Research has shown that the human brain performs very poorly while attempting to multitask. A study cited in the Harvard Business Review, (3 Norwegian researchers featured in the Harvard Business Review) found that both sexes performed equally badly when they attempted to multitask. For both men and women, multi-tasking resulted in dramatically reduced accuracy and slower mental processing speed. In fact, claims that multitasking can be used by some people as a means to increase productivity have been completely debunked.
The Dangers of Consistent Multitasking
In his book, Deep Work: Rules for Focused Success in a Distracted World, Cal Newport declares that the habits of modern professionals such as checking email at all hours, rushing from meeting to meeting, and valuing multitasking above all else, only stand in the way of truly valuable work. H warns,
Spend enough time in a state of frenetic shallowness and you permanently reduce your capacity to perform deep work.

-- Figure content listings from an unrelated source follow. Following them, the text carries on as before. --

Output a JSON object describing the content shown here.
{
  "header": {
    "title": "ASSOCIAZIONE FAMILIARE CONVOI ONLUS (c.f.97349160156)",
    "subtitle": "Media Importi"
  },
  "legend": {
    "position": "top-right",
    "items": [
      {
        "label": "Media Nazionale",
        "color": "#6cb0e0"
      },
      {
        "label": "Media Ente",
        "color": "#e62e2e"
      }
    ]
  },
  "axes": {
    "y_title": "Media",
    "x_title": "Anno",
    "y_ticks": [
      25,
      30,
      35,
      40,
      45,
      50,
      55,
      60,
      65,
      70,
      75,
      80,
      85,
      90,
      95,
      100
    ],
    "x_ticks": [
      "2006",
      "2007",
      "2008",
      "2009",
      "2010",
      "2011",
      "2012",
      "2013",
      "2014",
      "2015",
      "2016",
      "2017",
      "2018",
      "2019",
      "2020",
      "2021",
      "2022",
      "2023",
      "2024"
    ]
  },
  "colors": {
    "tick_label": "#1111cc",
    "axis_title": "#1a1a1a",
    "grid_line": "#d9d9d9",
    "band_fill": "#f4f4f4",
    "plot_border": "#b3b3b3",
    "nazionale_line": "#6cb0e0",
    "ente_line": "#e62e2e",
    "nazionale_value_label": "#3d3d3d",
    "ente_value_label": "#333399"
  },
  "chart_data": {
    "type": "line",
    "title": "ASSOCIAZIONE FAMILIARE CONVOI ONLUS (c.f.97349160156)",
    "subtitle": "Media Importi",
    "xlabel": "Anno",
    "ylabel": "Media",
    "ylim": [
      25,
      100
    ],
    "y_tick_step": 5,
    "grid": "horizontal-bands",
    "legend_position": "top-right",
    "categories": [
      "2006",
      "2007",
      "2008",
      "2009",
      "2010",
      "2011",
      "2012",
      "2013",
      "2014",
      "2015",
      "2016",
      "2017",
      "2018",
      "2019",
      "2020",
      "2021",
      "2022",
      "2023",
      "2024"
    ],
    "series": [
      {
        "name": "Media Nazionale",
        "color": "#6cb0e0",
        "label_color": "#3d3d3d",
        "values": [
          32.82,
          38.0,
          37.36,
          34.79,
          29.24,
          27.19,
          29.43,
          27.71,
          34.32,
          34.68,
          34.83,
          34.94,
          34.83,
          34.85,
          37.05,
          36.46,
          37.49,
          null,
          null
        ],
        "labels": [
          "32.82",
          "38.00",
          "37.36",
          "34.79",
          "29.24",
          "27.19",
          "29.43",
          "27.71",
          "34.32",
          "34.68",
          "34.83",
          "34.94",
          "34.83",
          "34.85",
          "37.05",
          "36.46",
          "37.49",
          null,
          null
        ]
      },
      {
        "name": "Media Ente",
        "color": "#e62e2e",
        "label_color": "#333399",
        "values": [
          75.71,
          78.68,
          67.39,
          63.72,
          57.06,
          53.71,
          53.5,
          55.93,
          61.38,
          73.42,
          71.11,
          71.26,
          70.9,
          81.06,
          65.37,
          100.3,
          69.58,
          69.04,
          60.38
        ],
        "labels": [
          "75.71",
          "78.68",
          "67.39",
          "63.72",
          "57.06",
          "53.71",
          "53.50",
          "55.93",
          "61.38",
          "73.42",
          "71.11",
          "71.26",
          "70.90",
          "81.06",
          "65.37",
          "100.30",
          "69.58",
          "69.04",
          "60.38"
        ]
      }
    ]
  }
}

There are so many people trying to figure out how to do not just more work but better work, because we live in a world dominated by distraction. One of the things we know from nearly a century of research is that people are not good at parallel processing. They are good at serial processing. And where people never really fully engage, it’s hard to get a lot of work done. Newport has done a terrific job of highlighting how intense focus gets better results both in terms of quality and quantity.
The growing body of scientific studies suggests multitasking is inefficient and will, in the end, take more of your time and will impact the quality your results as well as your physical wellbeing. Doing several things at once robs your brain of the opportunity to do one thing well before moving to the next.

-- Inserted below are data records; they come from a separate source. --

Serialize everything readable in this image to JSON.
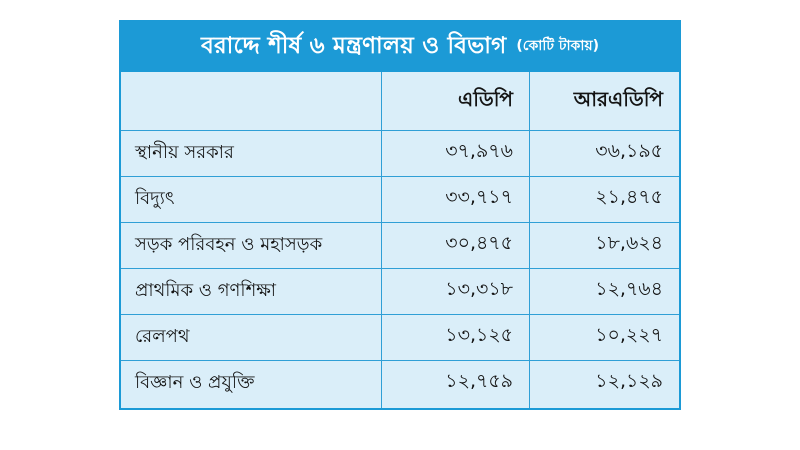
{
  "chart_data": {
    "type": "table",
    "title": "বরাদ্দে শীর্ষ ৬ মন্ত্রণালয় ও বিভাগ",
    "unit": "(কোটি টাকায়)",
    "columns": [
      "",
      "এডিপি",
      "আরএডিপি"
    ],
    "rows": [
      {
        "name": "স্থানীয় সরকার",
        "adp": "৩৭,৯৭৬",
        "radp": "৩৬,১৯৫"
      },
      {
        "name": "বিদ্যুৎ",
        "adp": "৩৩,৭১৭",
        "radp": "২১,৪৭৫"
      },
      {
        "name": "সড়ক পরিবহন ও মহাসড়ক",
        "adp": "৩০,৪৭৫",
        "radp": "১৮,৬২৪"
      },
      {
        "name": "প্রাথমিক ও গণশিক্ষা",
        "adp": "১৩,৩১৮",
        "radp": "১২,৭৬৪"
      },
      {
        "name": "রেলপথ",
        "adp": "১৩,১২৫",
        "radp": "১০,২২৭"
      },
      {
        "name": "বিজ্ঞান ও প্রযুক্তি",
        "adp": "১২,৭৫৯",
        "radp": "১২,১২৯"
      }
    ]
  },
  "colors": {
    "header": "#1c9ad6",
    "body": "#daeef9",
    "grid": "#2f9fd6"
  }
}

Attempting to do more than one activity at a time diminishes your focus. To illustrate this point, in a study by Carnegie Mellon University, subjects were asked to listen to sentences while comparing two rotating objects.
The study found the resources available for the brain to pay attention visually dropped 29 percent and the listening portion of the brain’s activation centers dropped by 53 percent. So, sorting your junk mail while talking with a client may result in throwing something away you should have kept or missing a clue to something amiss with the client!

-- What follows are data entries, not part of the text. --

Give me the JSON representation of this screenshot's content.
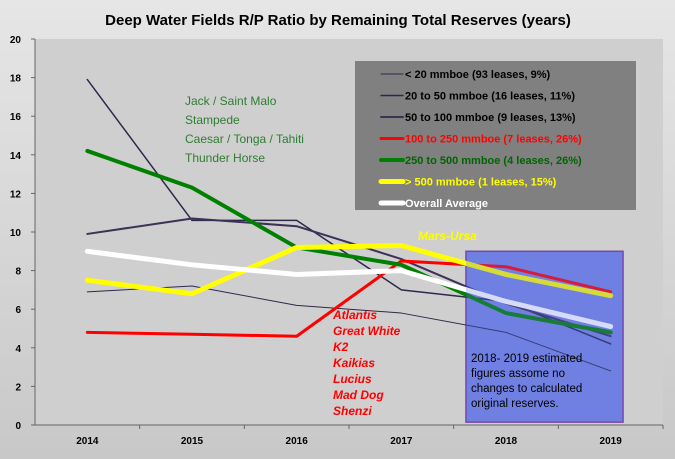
{
  "chart_data": {
    "type": "line",
    "title": "Deep Water Fields R/P Ratio by Remaining Total Reserves (years)",
    "x": [
      "2014",
      "2015",
      "2016",
      "2017",
      "2018",
      "2019"
    ],
    "ylim": [
      0,
      20
    ],
    "yticks": [
      "0",
      "2",
      "4",
      "6",
      "8",
      "10",
      "12",
      "14",
      "16",
      "18",
      "20"
    ],
    "grid": "none",
    "legend_position": "top-right",
    "series": [
      {
        "name": "< 20 mmboe (93  leases,  9%)",
        "color": "#2b2a4c",
        "width": 1,
        "values": [
          6.9,
          7.2,
          6.2,
          5.8,
          4.8,
          2.8
        ]
      },
      {
        "name": "20 to 50 mmboe (16  leases,  11%)",
        "color": "#2b2a4c",
        "width": 1.5,
        "values": [
          17.9,
          10.6,
          10.6,
          7.0,
          6.4,
          4.2
        ]
      },
      {
        "name": "50 to 100 mmboe (9  leases,  13%)",
        "color": "#3d3157",
        "width": 2,
        "values": [
          9.9,
          10.7,
          10.3,
          8.6,
          6.3,
          4.6
        ]
      },
      {
        "name": "100 to 250 mmboe (7  leases,  26%)",
        "color": "#ff0000",
        "width": 3,
        "values": [
          4.8,
          4.7,
          4.6,
          8.5,
          8.2,
          6.9
        ]
      },
      {
        "name": "250 to 500 mmboe (4  leases,  26%)",
        "color": "#008000",
        "width": 4,
        "values": [
          14.2,
          12.3,
          9.2,
          8.3,
          5.8,
          4.8
        ]
      },
      {
        "name": "> 500 mmboe (1  leases,  15%)",
        "color": "#ffff00",
        "width": 5,
        "values": [
          7.5,
          6.8,
          9.2,
          9.3,
          7.8,
          6.7
        ]
      },
      {
        "name": "Overall Average",
        "color": "#ffffff",
        "width": 5,
        "values": [
          9.0,
          8.3,
          7.8,
          8.0,
          6.4,
          5.1
        ]
      }
    ],
    "annotations": {
      "green_fields": [
        "Jack / Saint Malo",
        "Stampede",
        "Caesar / Tonga / Tahiti",
        "Thunder Horse"
      ],
      "red_fields": [
        "Atlantis",
        "Great White",
        "K2",
        "Kaikias",
        "Lucius",
        "Mad Dog",
        "Shenzi"
      ],
      "mars_ursa": "Mars-Ursa",
      "estimate_note": [
        "2018- 2019 estimated",
        "figures assome no",
        "changes to calculated",
        "original reserves."
      ]
    },
    "colors": {
      "plot_background": "#cfcfcf",
      "legend_background": "#808080",
      "estimate_box": "#5a6ee6",
      "estimate_box_border": "#7a3fa0",
      "green_text": "#2e7d32",
      "red_text": "#ff0000",
      "yellow_text": "#ffff00"
    }
  }
}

The Solution? Set Up “Deep Work” Practices
Newport suggests that to keep your focus high and to achieve maximum productivity set up “deep work practices” that include setting boundaries that minimize interruptions and maximize focus. Steps to take include:
- Turn off your phone and notifications.
- Do your deep work at a time when others won’t interrupt you.
- Close your office door or go somewhere like Starbucks where you can work without being interrupted by others.
Reduce Your Stress
Another reason to rethink your multitasking relates to the stress it creates internally. Stress has health repercussions and continued stress can lead to serious illness. You can consciously reduce your multi-tasking by noticing it and then taking any of these steps.
- Meditation quiets the external chatter and allows you to increase your focus.
- Engage in mindfulness. Instead of rushing through your daily activities, practice mindfulness by experiencing each moment as fully as possible. The result is increased satisfaction and awareness.
- Be truly present and listen in a deeper way to each person you come in contact. This improves communication and strengthens
- To accomplish more, avoid Close the door to your office, turn off your social media notifications, and let your phone go to voicemail if you want to be more effective. The result is you will actually take less time to accomplish your tasks.
If you want to be more successful in 2020, take a look at where this affects the way you work. Then, the next time you get the urge to multi-task, start to create a new habit: challenge yourself to stop and give each task your full attention. Remember, focus on achieving only one thing at a time to achieve most efficient and effective results!